Emerging Architecture from Local Decisions
Going further, at large scale you don’t really have the choice on the way you do architecture. Consider Amazon which now has 1400 services: at this scale, you just can’t do architecture the old-fashion say, it’s impossible.
But you know that at Amazon each team lives by a limited number of strict rules that are absolutely mandatory: “2 pizza team”, “API-first” etc, as defined by Jeff Bezos in his famous memo. Few rules, strict, and promulgated by a dictator.
The challenge is to identify a set of dictatorial rules that do not constraint too much the freedom to deliver wonders, and that let the architecture emerge from purely local decisions.
It’s a challenge when you start a new company, and it’s another challenge when you already have a large legacy, both legacy systems and legacy culture. And nobody talks about the companies where the boss also decided of the rules and which failed.
Are Micro-Services about self-organizing teams?
The same morning at Agile France Emmanuel Gaillot (@egaillot) and Yannick Francois (@ya_f) had proposed a game on microservices where many teams had to build a game from many services, without any formal or central coordination. This was very interesting to experiment how many teams self-organize and how they find ways to avoid coordination as much as possible.
Ingredients for Emergence
How do we find out the few rules that everybody has to abide to and that enable emerging properties out of a large system? How do we deal with a number of parts we can’t keep into our heads?
We don’t have all the answers, but I’d mention 3 main orientations: Purpose, Options, and Automation.

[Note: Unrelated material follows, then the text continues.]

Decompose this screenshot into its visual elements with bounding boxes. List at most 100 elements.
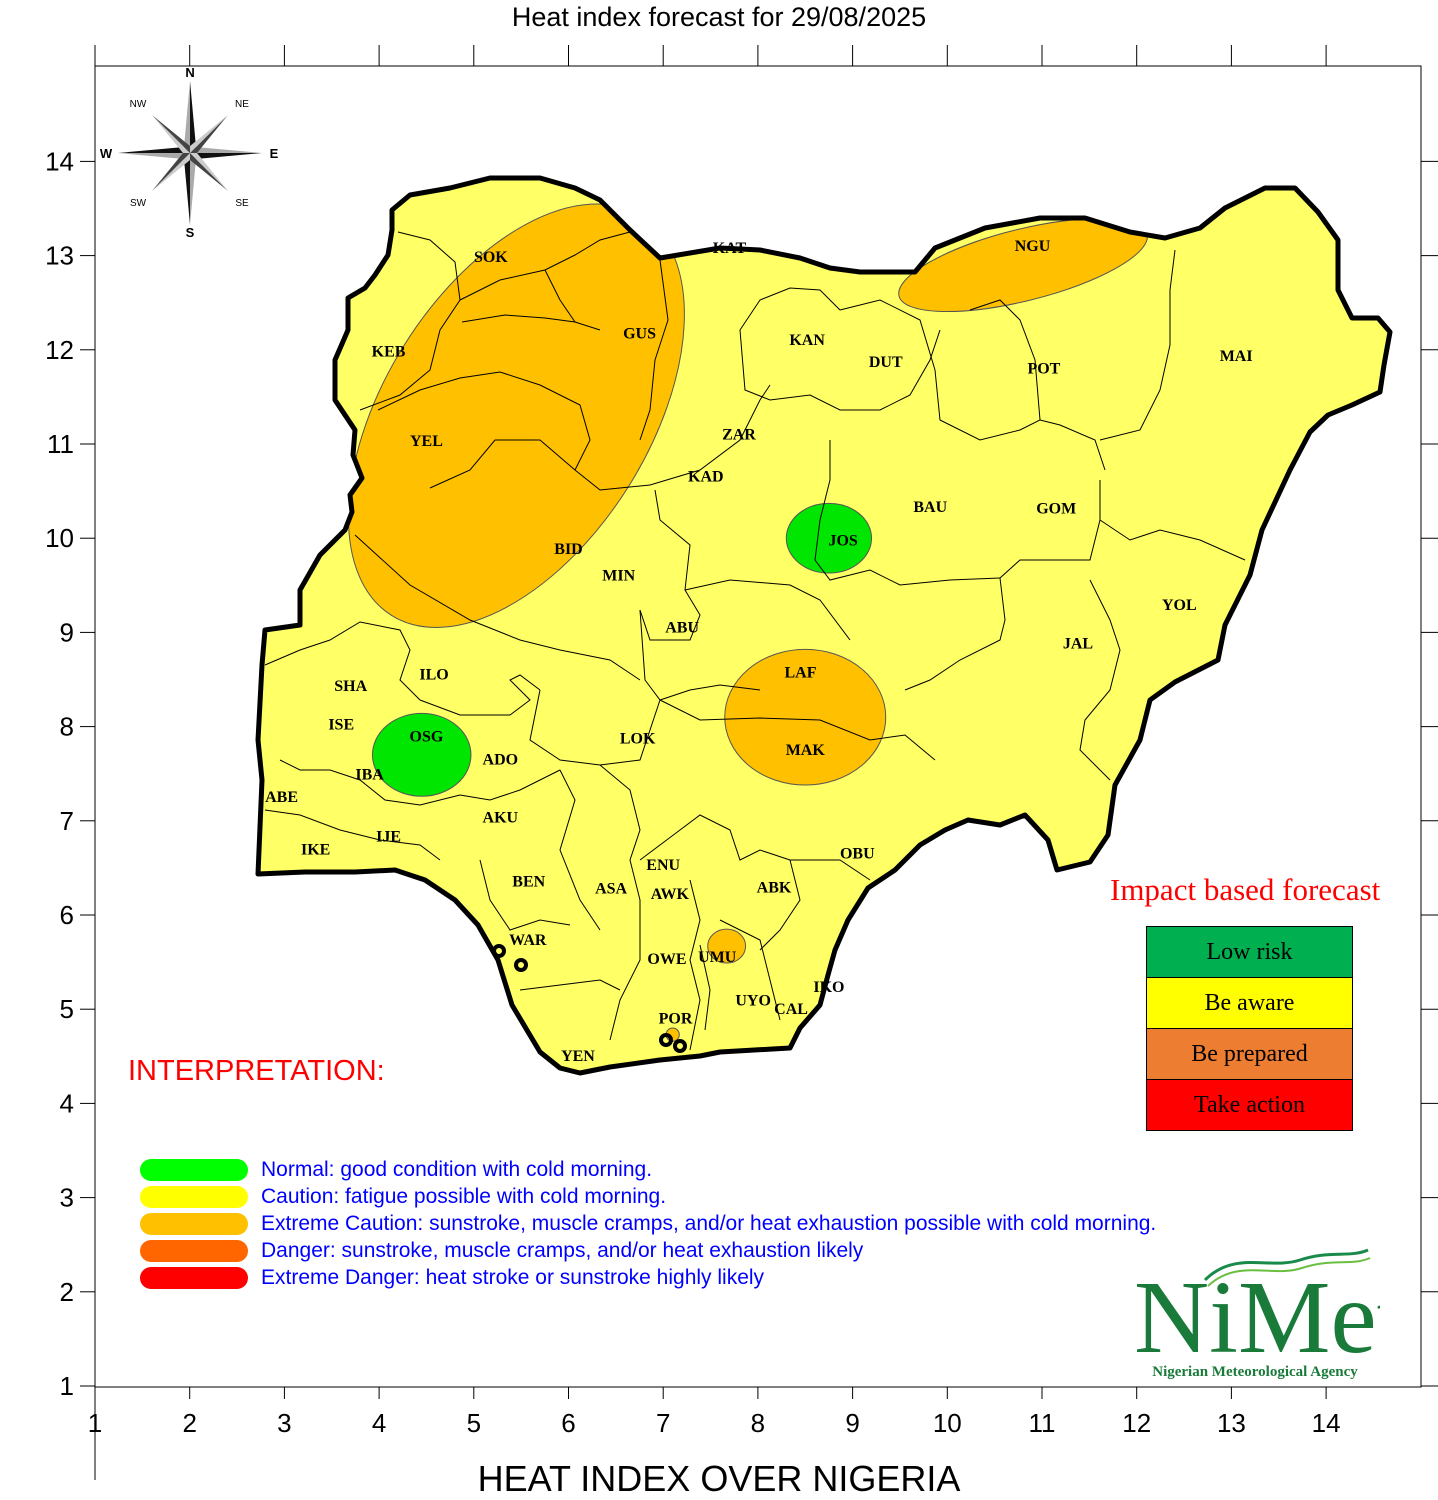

A rule that will apply to anyone at any scale should be a direct expression of a company goal or a direct consequence of its vision. And if should be abstract enough to be interpreted differently in various contexts.
One key example of a general rule is “create (cheap) options for the future”. This one is so general that it could work pretty much everywhere. Perhaps that’s what Jeff had in mind with his API-First principle: “Whatever you build must give us the option to sell it to the outside world if we wish to”.
The third aspect is automation. If you really want fault-tolerance, then you should test for it. If you can’t do that by hand on a large system, robots can. This is what Netflix famously achieved with their Simian Army. They literally managed to automate a large part of checking their Architecture conformity with bots:
Latency Monkey induces artificial delays
Conformity Monkey finds instances that don’t adhere to best-practices and shuts them down.
Doctor Monkey taps into health checks to remove unhealthy instances.
Janitor Monkey searches for unused resources and disposes of them on the cloud.
Security Monkey finds security violations or vulnerabilities and terminates the offending instances.
10-18 Monkey detects configuration and run time problems in instances serving customers in multiple geographic regions.
Chaos Gorilla is similar to Chaos Monkey, but simulates an outage of an entire Amazon availability zone.
This automation forces everyone in each team to own the concerns enforced by the Simian Army, which also happen to be direct requirements. That’s a good thing. We’re not that far from a genuine Test-Driven Architecture at this stage.
Thanks everyone for the discussions in this session!